Фелиция Спарклз умиленно захихикала – как и другие гости Кораблеатра.
– Моя фамилия – Ховард! – продолжал громко шепелявить человек. – Юджин Ховард! Моя мамочка Юнис Ховард спорила с папочкой Юсифом Ховардом – она говорила, что имя Юстас Ховард подойдет ее мальчику скорее, на что папочка Юсиф Ховард отвечал: «Юстас Ховард? Что это за Юстас Ховард? Звучит как название для какой-нибудь дешевой сувенирной лавки!» – Тут он скорчил самодовольное лицо и еще более нелепо выгнул брови. – «Заходите, Господа и собственники, в “Побрякушки Юстаса Ховарда”! Юстас Ховард избавит ваши карманы от любой тяжести и захламит ваши комнаты до самых потолков!» Нет, папочка был прав – какой такой собственник выйдет из пассажира, рожденного ради высокого искусства комедии! Высокий комедиант Юджин Ховард – сегодня с вами! Да, да, Феррелл, мы тут все высоко в облаках. Но ведь не будешь ты спорить с тем, что Юджин Ховард, в отличие от почтенной публики, стоит на помосте высотой в целый метр?
Смеялся и хлопал уже весь зал.
– Между прочим, друг Феррелл, – сказал комедиант, вновь обращаясь к кому-то из первых рядов, – на днях со мной произошел вот какой случай.
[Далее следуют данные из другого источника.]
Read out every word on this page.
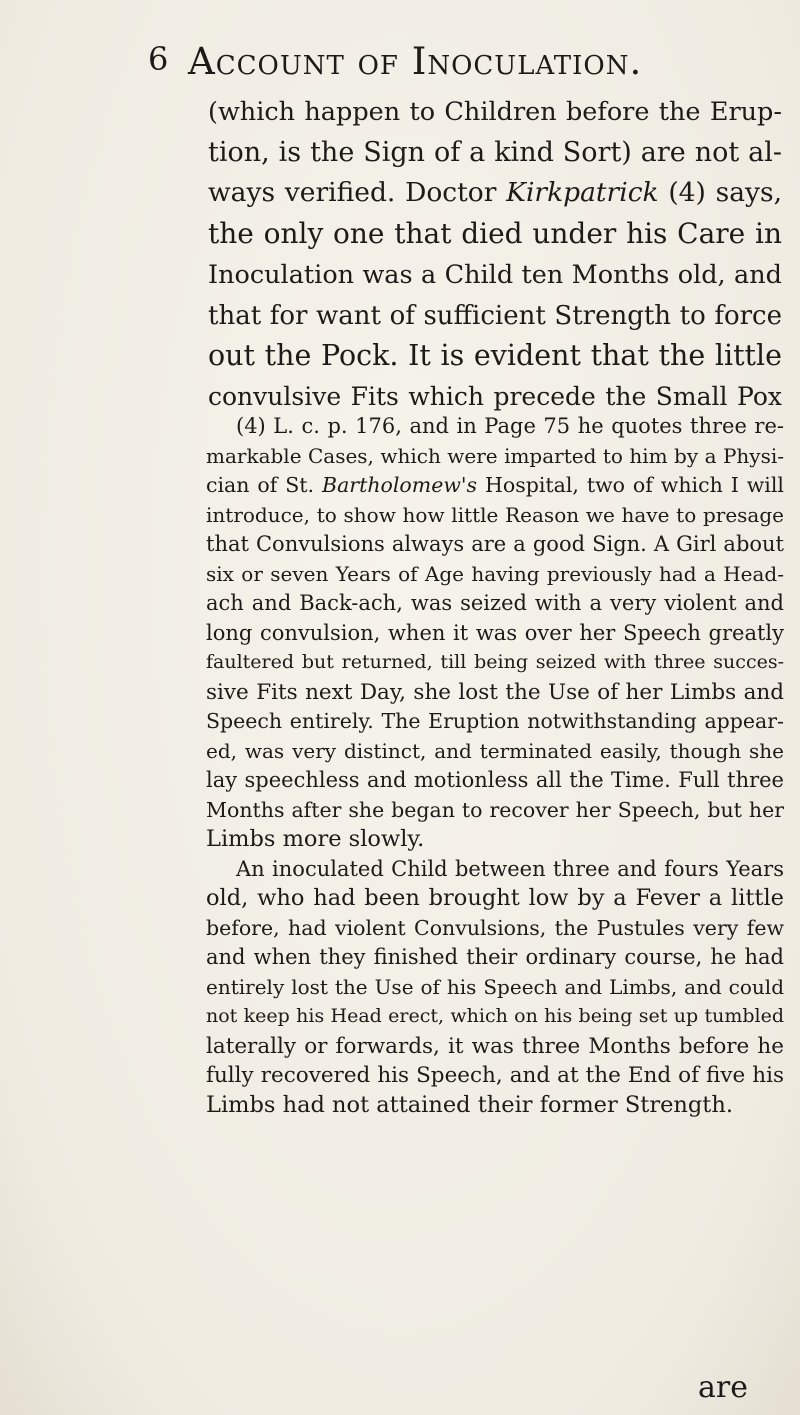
6 Account of Inoculation.
(which happen to Children before the Erup-
tion, is the Sign of a kind Sort) are not al-
ways verified. Doctor Kirkpatrick (4) says,
the only one that died under his Care in
Inoculation was a Child ten Months old, and
that for want of sufficient Strength to force
out the Pock. It is evident that the little
convulsive Fits which precede the Small Pox
(4) L. c. p. 176, and in Page 75 he quotes three re-
markable Cases, which were imparted to him by a Physi-
cian of St. Bartholomew's Hospital, two of which I will
introduce, to show how little Reason we have to presage
that Convulsions always are a good Sign. A Girl about
six or seven Years of Age having previously had a Head-
ach and Back-ach, was seized with a very violent and
long convulsion, when it was over her Speech greatly
faultered but returned, till being seized with three succes-
sive Fits next Day, she lost the Use of her Limbs and
Speech entirely. The Eruption notwithstanding appear-
ed, was very distinct, and terminated easily, though she
lay speechless and motionless all the Time. Full three
Months after she began to recover her Speech, but her
Limbs more slowly.
An inoculated Child between three and fours Years
old, who had been brought low by a Fever a little
before, had violent Convulsions, the Pustules very few
and when they finished their ordinary course, he had
entirely lost the Use of his Speech and Limbs, and could
not keep his Head erect, which on his being set up tumbled
laterally or forwards, it was three Months before he
fully recovered his Speech, and at the End of five his
Limbs had not attained their former Strength.
are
Я был по необходимости в Ратуше, – а все вы, друзья, хорошо знаете, как важны для нас всякие серьезные бумаги, – так вот, я зашел по одной надобности в Отдел Благополучия, в большой зал, едва ли не больше нашего, и обратился в окошко писца… Бедняга, он, должно быть, увидел меня впервые. Он отвлекся от своей писанины и спросил меня: «Вы из Отдела Благ или Отдела Законописания?» Вот нелепость! Понятия не имею, да простят меня Создатели!
Зрители хохотали до полного изнеможения, захлебывались своими напитками, даже, слышалось, клокотали; но клокот мало-помалу сошел на нет, все вокруг начали шумно вбирать воздух, выдавая при этом мелкие, прерывистые комментарии. Ховард радостно оскалился.
– Создатели… – проговорил он затем в задумчивости, негромко, но внятно, и в зале на время замолкли. – Удивляют меня эти Создатели с их Заветами, как бы я о них ни помышлял. «Мы внемлем мудрости Господ, ибо они говорят устами Создателей»? Хорошенькое дело! Это что же, друзья, это значит, кто-то из вас должен придумывать за меня комедии! Кто же, кто же это отдал бы свои кораблеончики за ваши комедии? Ох уж эти творцы, что и говорить! Или вот – «Создатели посылают нам стихии»… а как же град ваших звонких смешков? Как же, если я не объявлю представление в срок, то здесь начнется настоящее стихийное испытание! – И он притворился грустным.
За этим, разумеется, последовал новый взрыв хохота. Клетчатый Юджин еще пожеманился, но скоро его вздутые губы опять растянулись в абсурдную улыбку. Он поклонился и вскинул обе руки, представляя публике оживающий второй занавес. Из-под полотнища разлился зеленоватый свет, выдавая зрителям замечательные декорации – деревья и кусты из картона, проволоки и папье-маше.
Сцена оказалась значительно более просторной, чем виделось поначалу. Среди деревьев на ней поместился целый дом, состоящий всего из одного этажа, но выглядящий довольно богато – как дома высокопоставленных Господ. Юджин еще поводил хитрыми глазами по залу, не опуская рук, затем медленно, словно очарованный сам, отвел руки – незаметно, чтобы публика не теряла напряжения, и превратился во тьму в тот же миг, что и люстры на потолке.
Вслед за этим зажглись светильники софита, затемнившие зал окончательно, и Саймон поежился на своем стуле: он подумал, что завис в совершенной пустоте ночного неба. На сцене тем временем появилась жизнь: из больших окон богатого дома друг за другом выглянули три улыбающихся лица, мужское, женское и детское.
В доме, выстроенном, очевидно, где-то на берегу острова, обитала семья бывших пассажиров Корабля. Их окружала благодать – над сценой сиял голубой свод софитных небес, длинные ветви на задней стене мерно покачивались, будто бы их приводил в движение легкий ветерок, а за кулисами кто-то неумело насвистывал по-птичьему.
В первом акте показали несколько дней мирной жизни семьи; полдень сменялся закатом и утренней зарей (менялся и притухал, когда это было необходимо, свет софита). Мужчина глядел в окно и восторгался благостью местечка, избранного для них творцами, женщина усердно готовила кушанья, а мальчишка резвился около дома и собирал пестрые пластиковые цветы, выплывшие из невидимого трюма под сценой на «землю». Зрители наблюдали за этой идиллией с немым трепетом, тут и там слышались завороженные вздохи.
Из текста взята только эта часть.